(810 ILCS 5/12-102) (from Ch. 26, par. 12-102)
Sec. 12-102.
Transition to Amendatory Act of 1987.
(1) Transactions validly entered into after July 1, 1962 and
before January 1, 1988 and which were subject to the provisions of the
"Uniform Commercial Code", approved July 31, 1961, as amended, and which
would be subject to this amendatory Act of 1987 if they had been entered
into after December 31, 1987 and the rights, duties and interest flowing
from such transactions remain valid after the latter date, and may be
terminated, completed, consummated or enforced
as required or permitted by this amendatory Act of 1987. Security
interests arising out of such transactions which are perfected when this
amendatory Act of 1987 becomes effective shall remain perfected until they
lapse as provided in this amendatory Act of 1987, and may be continued as
permitted by this amendatory Act of 1987.
(2) The persons shown on the books of the issuer as the holders of
uncertificated securities outstanding when this amendatory Act of 1987
becomes effective shall be deemed to be the registered owners thereof.
Prior to the 90th day after this amendatory Act of 1987 takes effect, the
issuer of any uncertificated security outstanding when this amendatory Act
of 1987 takes effect shall send to the registered owner a written statement containing:
(a) A description of the issue of which the uncertificated security is a part;
(b) The number of shares or other units owned by the registered owner;
(c) The name and address and (if known to the issuer) any taxpayer
identification number of the registered owner;
(d) A notation of any liens or restrictions of the issuer and any
adverse claims (as to which the issuer has a duty under Section 8-403(4) to
which the uncertificated security is or may be subject at the time when the
statement is prepared or a statement that there are no such liens,
restrictions or adverse claims; and
(e) The date the statement was prepared.
Statements sent pursuant to this subsection shall be signed by or on
behalf of the issuer; shall be identified as "initial transaction
statement"; and shall be deemed to be initial transaction statements for
the purposes of Article 8 as amended by this amendatory Act of 1987.
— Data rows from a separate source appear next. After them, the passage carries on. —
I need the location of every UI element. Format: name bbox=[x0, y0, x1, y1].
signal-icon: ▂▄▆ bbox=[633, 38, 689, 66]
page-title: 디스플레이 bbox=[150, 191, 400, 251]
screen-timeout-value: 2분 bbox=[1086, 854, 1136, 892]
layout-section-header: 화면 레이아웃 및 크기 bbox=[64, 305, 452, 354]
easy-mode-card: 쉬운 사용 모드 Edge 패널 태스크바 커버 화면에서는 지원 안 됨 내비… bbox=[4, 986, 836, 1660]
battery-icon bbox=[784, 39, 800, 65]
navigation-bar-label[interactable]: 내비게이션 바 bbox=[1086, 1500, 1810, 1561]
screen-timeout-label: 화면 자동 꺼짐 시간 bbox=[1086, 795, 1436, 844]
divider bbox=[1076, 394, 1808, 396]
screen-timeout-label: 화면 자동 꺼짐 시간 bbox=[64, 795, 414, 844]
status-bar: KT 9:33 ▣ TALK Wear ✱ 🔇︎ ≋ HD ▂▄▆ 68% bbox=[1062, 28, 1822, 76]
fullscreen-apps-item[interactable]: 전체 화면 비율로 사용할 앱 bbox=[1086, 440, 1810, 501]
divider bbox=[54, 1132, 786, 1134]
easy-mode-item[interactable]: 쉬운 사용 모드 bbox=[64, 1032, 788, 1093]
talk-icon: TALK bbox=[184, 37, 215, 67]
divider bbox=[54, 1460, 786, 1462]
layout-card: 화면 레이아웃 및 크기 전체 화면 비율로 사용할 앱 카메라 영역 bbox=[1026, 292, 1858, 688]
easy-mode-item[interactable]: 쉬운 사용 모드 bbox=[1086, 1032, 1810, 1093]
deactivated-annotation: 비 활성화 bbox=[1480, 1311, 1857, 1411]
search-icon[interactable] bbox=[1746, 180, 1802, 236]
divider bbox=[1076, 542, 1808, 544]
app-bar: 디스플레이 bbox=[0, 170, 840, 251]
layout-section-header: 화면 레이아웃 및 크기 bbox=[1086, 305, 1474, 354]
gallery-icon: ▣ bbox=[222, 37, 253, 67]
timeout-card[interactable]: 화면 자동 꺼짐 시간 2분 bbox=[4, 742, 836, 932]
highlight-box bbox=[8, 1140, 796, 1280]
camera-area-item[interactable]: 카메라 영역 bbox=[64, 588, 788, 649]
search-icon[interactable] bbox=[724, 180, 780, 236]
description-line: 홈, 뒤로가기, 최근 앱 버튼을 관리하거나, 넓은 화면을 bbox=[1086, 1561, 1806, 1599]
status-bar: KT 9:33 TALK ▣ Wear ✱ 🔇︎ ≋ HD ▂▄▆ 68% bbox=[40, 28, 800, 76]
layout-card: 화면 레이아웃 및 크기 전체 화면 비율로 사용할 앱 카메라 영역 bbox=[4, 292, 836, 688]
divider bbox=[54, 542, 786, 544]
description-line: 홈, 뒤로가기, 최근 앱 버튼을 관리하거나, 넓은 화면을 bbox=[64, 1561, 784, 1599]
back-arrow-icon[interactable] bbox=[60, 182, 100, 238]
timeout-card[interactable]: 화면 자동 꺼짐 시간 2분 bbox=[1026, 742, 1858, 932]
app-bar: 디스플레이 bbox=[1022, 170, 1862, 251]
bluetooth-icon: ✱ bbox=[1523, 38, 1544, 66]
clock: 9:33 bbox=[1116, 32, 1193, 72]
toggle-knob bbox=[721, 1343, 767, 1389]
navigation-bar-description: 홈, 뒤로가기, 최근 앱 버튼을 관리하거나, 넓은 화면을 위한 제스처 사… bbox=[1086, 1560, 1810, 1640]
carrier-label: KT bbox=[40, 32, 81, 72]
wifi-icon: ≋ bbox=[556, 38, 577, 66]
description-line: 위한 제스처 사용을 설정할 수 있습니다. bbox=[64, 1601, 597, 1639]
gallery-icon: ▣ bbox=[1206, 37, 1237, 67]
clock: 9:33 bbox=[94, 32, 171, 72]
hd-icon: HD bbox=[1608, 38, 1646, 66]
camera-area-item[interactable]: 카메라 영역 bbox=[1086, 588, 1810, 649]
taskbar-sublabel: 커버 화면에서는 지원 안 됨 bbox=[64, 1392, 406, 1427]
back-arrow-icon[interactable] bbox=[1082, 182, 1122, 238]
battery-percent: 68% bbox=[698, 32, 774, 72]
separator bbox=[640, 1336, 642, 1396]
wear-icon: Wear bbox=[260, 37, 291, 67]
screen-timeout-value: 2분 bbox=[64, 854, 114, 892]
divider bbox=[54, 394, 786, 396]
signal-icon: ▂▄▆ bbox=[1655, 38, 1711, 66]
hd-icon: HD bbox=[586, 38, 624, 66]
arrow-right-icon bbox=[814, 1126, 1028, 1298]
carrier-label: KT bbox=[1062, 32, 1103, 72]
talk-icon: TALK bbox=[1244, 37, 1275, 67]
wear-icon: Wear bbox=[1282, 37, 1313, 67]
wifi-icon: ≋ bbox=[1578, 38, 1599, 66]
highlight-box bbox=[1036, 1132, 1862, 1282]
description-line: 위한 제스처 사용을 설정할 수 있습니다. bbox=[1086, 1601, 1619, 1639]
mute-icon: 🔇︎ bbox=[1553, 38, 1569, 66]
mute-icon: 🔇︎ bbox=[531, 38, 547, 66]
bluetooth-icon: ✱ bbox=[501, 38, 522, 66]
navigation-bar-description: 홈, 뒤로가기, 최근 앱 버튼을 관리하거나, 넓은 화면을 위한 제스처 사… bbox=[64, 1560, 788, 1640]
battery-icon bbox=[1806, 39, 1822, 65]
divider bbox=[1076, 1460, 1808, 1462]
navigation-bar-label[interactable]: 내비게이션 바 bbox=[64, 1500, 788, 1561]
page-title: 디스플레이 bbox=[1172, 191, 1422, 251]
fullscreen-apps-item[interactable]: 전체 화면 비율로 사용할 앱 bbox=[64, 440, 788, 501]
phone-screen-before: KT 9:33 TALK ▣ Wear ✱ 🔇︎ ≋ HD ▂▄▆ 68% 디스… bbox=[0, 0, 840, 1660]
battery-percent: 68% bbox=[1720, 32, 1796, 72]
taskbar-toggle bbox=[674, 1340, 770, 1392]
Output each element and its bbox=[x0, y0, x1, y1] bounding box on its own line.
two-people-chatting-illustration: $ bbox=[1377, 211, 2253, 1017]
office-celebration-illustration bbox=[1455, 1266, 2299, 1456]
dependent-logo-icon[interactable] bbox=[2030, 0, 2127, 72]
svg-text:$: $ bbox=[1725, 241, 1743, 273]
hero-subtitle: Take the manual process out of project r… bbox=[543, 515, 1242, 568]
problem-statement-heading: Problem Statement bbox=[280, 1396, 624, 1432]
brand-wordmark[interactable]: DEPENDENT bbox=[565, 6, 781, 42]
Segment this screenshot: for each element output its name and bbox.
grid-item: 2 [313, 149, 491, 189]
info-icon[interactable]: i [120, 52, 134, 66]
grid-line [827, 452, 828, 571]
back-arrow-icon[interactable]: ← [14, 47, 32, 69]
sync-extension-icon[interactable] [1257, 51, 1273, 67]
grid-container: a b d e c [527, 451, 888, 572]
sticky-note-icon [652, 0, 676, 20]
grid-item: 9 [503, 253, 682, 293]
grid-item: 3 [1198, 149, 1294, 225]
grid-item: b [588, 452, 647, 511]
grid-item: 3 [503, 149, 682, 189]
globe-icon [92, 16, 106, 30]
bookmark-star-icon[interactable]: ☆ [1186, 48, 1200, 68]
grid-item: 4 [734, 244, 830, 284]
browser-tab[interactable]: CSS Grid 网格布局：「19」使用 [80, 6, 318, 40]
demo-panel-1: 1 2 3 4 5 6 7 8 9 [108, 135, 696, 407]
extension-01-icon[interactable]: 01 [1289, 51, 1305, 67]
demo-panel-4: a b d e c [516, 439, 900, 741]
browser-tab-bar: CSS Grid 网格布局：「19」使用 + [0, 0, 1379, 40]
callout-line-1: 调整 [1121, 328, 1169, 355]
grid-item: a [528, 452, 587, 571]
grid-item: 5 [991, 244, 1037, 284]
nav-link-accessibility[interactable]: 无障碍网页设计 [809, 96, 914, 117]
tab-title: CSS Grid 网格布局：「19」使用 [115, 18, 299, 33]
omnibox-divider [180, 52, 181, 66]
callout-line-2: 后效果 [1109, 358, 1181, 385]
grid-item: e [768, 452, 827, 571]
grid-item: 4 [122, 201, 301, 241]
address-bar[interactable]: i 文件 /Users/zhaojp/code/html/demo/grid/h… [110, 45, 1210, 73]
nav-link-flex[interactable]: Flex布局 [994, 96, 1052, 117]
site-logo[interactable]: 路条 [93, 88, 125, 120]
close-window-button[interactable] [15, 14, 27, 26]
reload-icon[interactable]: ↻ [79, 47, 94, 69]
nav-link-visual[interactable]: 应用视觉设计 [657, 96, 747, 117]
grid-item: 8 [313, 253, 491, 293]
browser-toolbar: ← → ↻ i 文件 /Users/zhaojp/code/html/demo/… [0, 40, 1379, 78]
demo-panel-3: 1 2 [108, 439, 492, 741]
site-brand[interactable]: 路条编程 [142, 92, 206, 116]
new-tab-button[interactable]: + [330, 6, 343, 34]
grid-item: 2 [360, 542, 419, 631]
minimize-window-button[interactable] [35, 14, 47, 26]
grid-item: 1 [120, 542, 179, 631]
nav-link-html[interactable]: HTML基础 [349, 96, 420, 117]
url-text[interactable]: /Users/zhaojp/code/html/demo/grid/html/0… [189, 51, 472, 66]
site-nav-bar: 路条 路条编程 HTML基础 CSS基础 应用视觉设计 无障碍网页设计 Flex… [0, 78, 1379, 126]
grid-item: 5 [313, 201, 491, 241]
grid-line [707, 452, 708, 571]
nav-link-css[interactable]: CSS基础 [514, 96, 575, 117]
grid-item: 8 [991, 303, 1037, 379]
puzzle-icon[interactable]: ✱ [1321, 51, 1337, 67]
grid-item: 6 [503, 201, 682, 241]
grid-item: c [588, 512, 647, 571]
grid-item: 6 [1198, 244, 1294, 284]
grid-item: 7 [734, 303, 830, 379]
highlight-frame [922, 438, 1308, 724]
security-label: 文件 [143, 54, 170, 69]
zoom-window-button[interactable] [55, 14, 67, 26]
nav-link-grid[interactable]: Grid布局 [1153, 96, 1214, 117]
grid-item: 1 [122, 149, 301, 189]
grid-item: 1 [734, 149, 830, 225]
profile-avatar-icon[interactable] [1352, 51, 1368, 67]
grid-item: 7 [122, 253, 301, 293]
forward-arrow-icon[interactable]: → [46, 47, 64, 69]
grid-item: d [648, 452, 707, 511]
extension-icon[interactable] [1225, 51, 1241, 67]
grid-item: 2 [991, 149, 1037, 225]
(3) If a security interest in an uncertificated security outstanding
prior to January 1, 1988, is perfected or has priority as to all persons or
as to certain persons when this amendatory Act of 1987 takes effect by
virtue of the previous filing of a financing statement, and if other acts
would be required for the perfection or priority of the security interest
against those persons under this amendatory Act of 1987, the perfection and
priority rights of the security interest shall continue and shall lapse on
the date provided by the "Uniform Commercial Code", approved July 31, 1961,
as amended prior to this amendatory Act of 1987,
(whether or not a continuation statement is filed with respect to such
security interest) unless the security interest is perfected in accordance
with this amendatory Act of 1987.
(4) If an issuer's lien or restriction on an uncertificated security
outstanding prior to January 1, 1988, or a term of such a security is valid
and effective against all persons or against certain persons when this
amendatory Act of 1987 takes effect, and if the notation of such lien,
restriction or term on an initial transaction statement would be required
for its validity or effectiveness against those persons under this
amendatory Act of 1987, such lien, restriction or term shall remain valid
and effective until the earlier of (i) the time when an initial transaction
statement is sent by the issuer to the registered
owner (after which the validity and effectiveness of the lien, restriction
or term shall be governed by this amendatory Act of 1987), or (ii) 3 years
from the effective date of this amendatory Act of 1987. If an initial
transaction statement regarding an
uncertificated security outstanding on the effective date of this
amendatory Act of 1987 is not sent to the registered owner thereof within 3
years after that date, any
issuer's lien required to be noted thereon shall cease to be valid, and any
restriction or term required to be noted thereon shall cease to be
effective except as to those persons against whom an unnoted restriction or
term would be effective under Article 8 as amended by this amendatory Act of 1987.